Keynes’s General Theory: Discussion Questions I

 

  1. Why did Keynes mean by saying his was a general theory? Use a production possibilities model to explain the distinction between Keynes’s general theory and the neoclassical special case.
  2. "A monetary economy…is essentially one in which changing views about the future are capable of influencing the quantity of employment and not merely its direction." (GT, p. vii). Explain.
  3. Keynes describes the "struggle of escape from habitual modes of thought and expression." "The difficulty lies, not in the new ideas, but in escaping from the old ones…" Discuss with regard to recent and current policy debates, e.g., budgetary policy.
  4. Why was Keynes committing a "solecism" when he defined "classical" economics as everything from Ricardo to Pigou? What is the difference between the Classical and Neoclassical versions of Say’s Law?
  5. What did Keynes mean when he said that "the characteristics of the special case assumed by the [neo]classical theory happen not to be those of the economic society in which we actually live, with the result that its teaching is misleading and disastrous if we attempt to apply it to the facts of experience" (GT, p. 3)? Is assume really correct here (i.e., does neoclassical theory assume full employment)? (See also, GT, p. 34.)
  6. New Keynesian economists identify involuntary unemployment as unemployment due to ‘sticky wages.’ Use the neoclassical labor market diagram to show how unemployment can be due to rigid wages completely within the neoclassical framework. Find the passage in Keynes where he explicitly states that his argument does not depend on whether money-wages are liable to change or not. (also, read GT, chapter 19).

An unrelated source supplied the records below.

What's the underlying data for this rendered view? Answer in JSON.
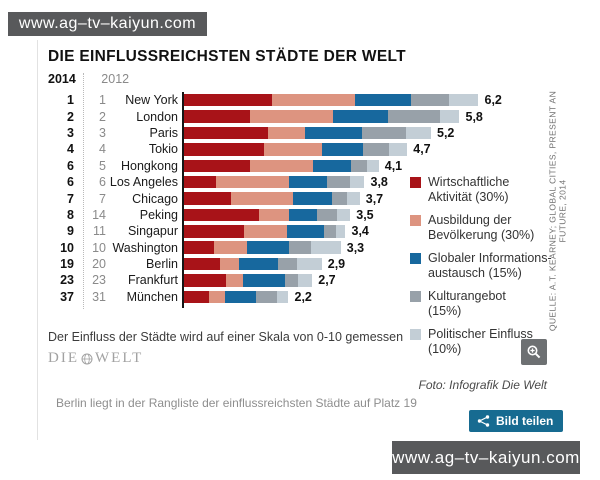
{
  "watermark_top": "www.ag–tv–kaiyun.com",
  "watermark_bottom": "www.ag–tv–kaiyun.com",
  "infographic": {
    "title": "DIE EINFLUSSREICHSTEN STÄDTE DER WELT",
    "year_col_left": "2014",
    "year_col_right": "2012",
    "scale_note": "Der Einfluss der Städte wird auf einer Skala von 0-10 gemessen",
    "brand_part1": "DIE",
    "brand_part2": "WELT",
    "source_vertical": "QUELLE: A.T. KEARNEY; GLOBAL CITIES, PRESENT AN FUTURE, 2014",
    "photo_credit": "Foto: Infografik Die Welt"
  },
  "caption": "Berlin liegt in der Rangliste der einflussreichsten Städte auf Platz 19",
  "share_button": {
    "label": "Bild teilen",
    "color": "#176b91"
  },
  "zoom_button": {
    "icon": "magnifier-plus-icon"
  },
  "chart_data": {
    "type": "bar",
    "orientation": "horizontal",
    "stacked": true,
    "title": "DIE EINFLUSSREICHSTEN STÄDTE DER WELT",
    "value_scale": "0-10",
    "xlim": [
      0,
      6.5
    ],
    "legend_position": "right",
    "segment_names": [
      "Wirtschaftliche Aktivität",
      "Ausbildung der Bevölkerung",
      "Globaler Informationsaustausch",
      "Kulturangebot",
      "Politischer Einfluss"
    ],
    "segment_weights_pct": [
      30,
      30,
      15,
      15,
      10
    ],
    "segment_colors": [
      "#a81318",
      "#dd9480",
      "#17689e",
      "#98a1a9",
      "#c3ced6"
    ],
    "legend_display": [
      {
        "line1": "Wirtschaftliche",
        "line2": "Aktivität (30%)"
      },
      {
        "line1": "Ausbildung der",
        "line2": "Bevölkerung (30%)"
      },
      {
        "line1": "Globaler Informations-",
        "line2": "austausch (15%)"
      },
      {
        "line1": "Kulturangebot",
        "line2": "(15%)"
      },
      {
        "line1": "Politischer Einfluss",
        "line2": "(10%)"
      }
    ],
    "rows": [
      {
        "rank_2014": "1",
        "rank_2012": "1",
        "city": "New York",
        "total": "6,2",
        "total_value": 6.2,
        "segments_pct": [
          30,
          28,
          19,
          13,
          10
        ]
      },
      {
        "rank_2014": "2",
        "rank_2012": "2",
        "city": "London",
        "total": "5,8",
        "total_value": 5.8,
        "segments_pct": [
          24,
          30,
          20,
          19,
          7
        ]
      },
      {
        "rank_2014": "3",
        "rank_2012": "3",
        "city": "Paris",
        "total": "5,2",
        "total_value": 5.2,
        "segments_pct": [
          34,
          15,
          23,
          18,
          10
        ]
      },
      {
        "rank_2014": "4",
        "rank_2012": "4",
        "city": "Tokio",
        "total": "4,7",
        "total_value": 4.7,
        "segments_pct": [
          36,
          26,
          18,
          12,
          8
        ]
      },
      {
        "rank_2014": "6",
        "rank_2012": "5",
        "city": "Hongkong",
        "total": "4,1",
        "total_value": 4.1,
        "segments_pct": [
          34,
          32,
          20,
          8,
          6
        ]
      },
      {
        "rank_2014": "6",
        "rank_2012": "6",
        "city": "Los Angeles",
        "total": "3,8",
        "total_value": 3.8,
        "segments_pct": [
          18,
          40,
          21,
          13,
          8
        ]
      },
      {
        "rank_2014": "7",
        "rank_2012": "7",
        "city": "Chicago",
        "total": "3,7",
        "total_value": 3.7,
        "segments_pct": [
          27,
          35,
          22,
          9,
          7
        ]
      },
      {
        "rank_2014": "8",
        "rank_2012": "14",
        "city": "Peking",
        "total": "3,5",
        "total_value": 3.5,
        "segments_pct": [
          45,
          18,
          17,
          12,
          8
        ]
      },
      {
        "rank_2014": "9",
        "rank_2012": "11",
        "city": "Singapur",
        "total": "3,4",
        "total_value": 3.4,
        "segments_pct": [
          37,
          27,
          23,
          7,
          6
        ]
      },
      {
        "rank_2014": "10",
        "rank_2012": "10",
        "city": "Washington",
        "total": "3,3",
        "total_value": 3.3,
        "segments_pct": [
          19,
          21,
          27,
          14,
          19
        ]
      },
      {
        "rank_2014": "19",
        "rank_2012": "20",
        "city": "Berlin",
        "total": "2,9",
        "total_value": 2.9,
        "segments_pct": [
          26,
          14,
          28,
          14,
          18
        ]
      },
      {
        "rank_2014": "23",
        "rank_2012": "23",
        "city": "Frankfurt",
        "total": "2,7",
        "total_value": 2.7,
        "segments_pct": [
          33,
          13,
          33,
          10,
          11
        ]
      },
      {
        "rank_2014": "37",
        "rank_2012": "31",
        "city": "München",
        "total": "2,2",
        "total_value": 2.2,
        "segments_pct": [
          24,
          15,
          30,
          20,
          11
        ]
      }
    ]
  }
}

  7. Why did Keynes believe that in fact in the real world money wages do—and real wages do not—tend to be downwardly rigid? Why would workers refuse a cut in their money wage but not resist a reduction in their real wage due to an increase in the price level (other than that they suffer from "money illusion")? (After answering this question, see GT, ch. 19, especially pp. 264, 267, 269, 271). What are some of the issues Keynes explores in ch. 19 with respect to the possible impacts of changes in money-wages?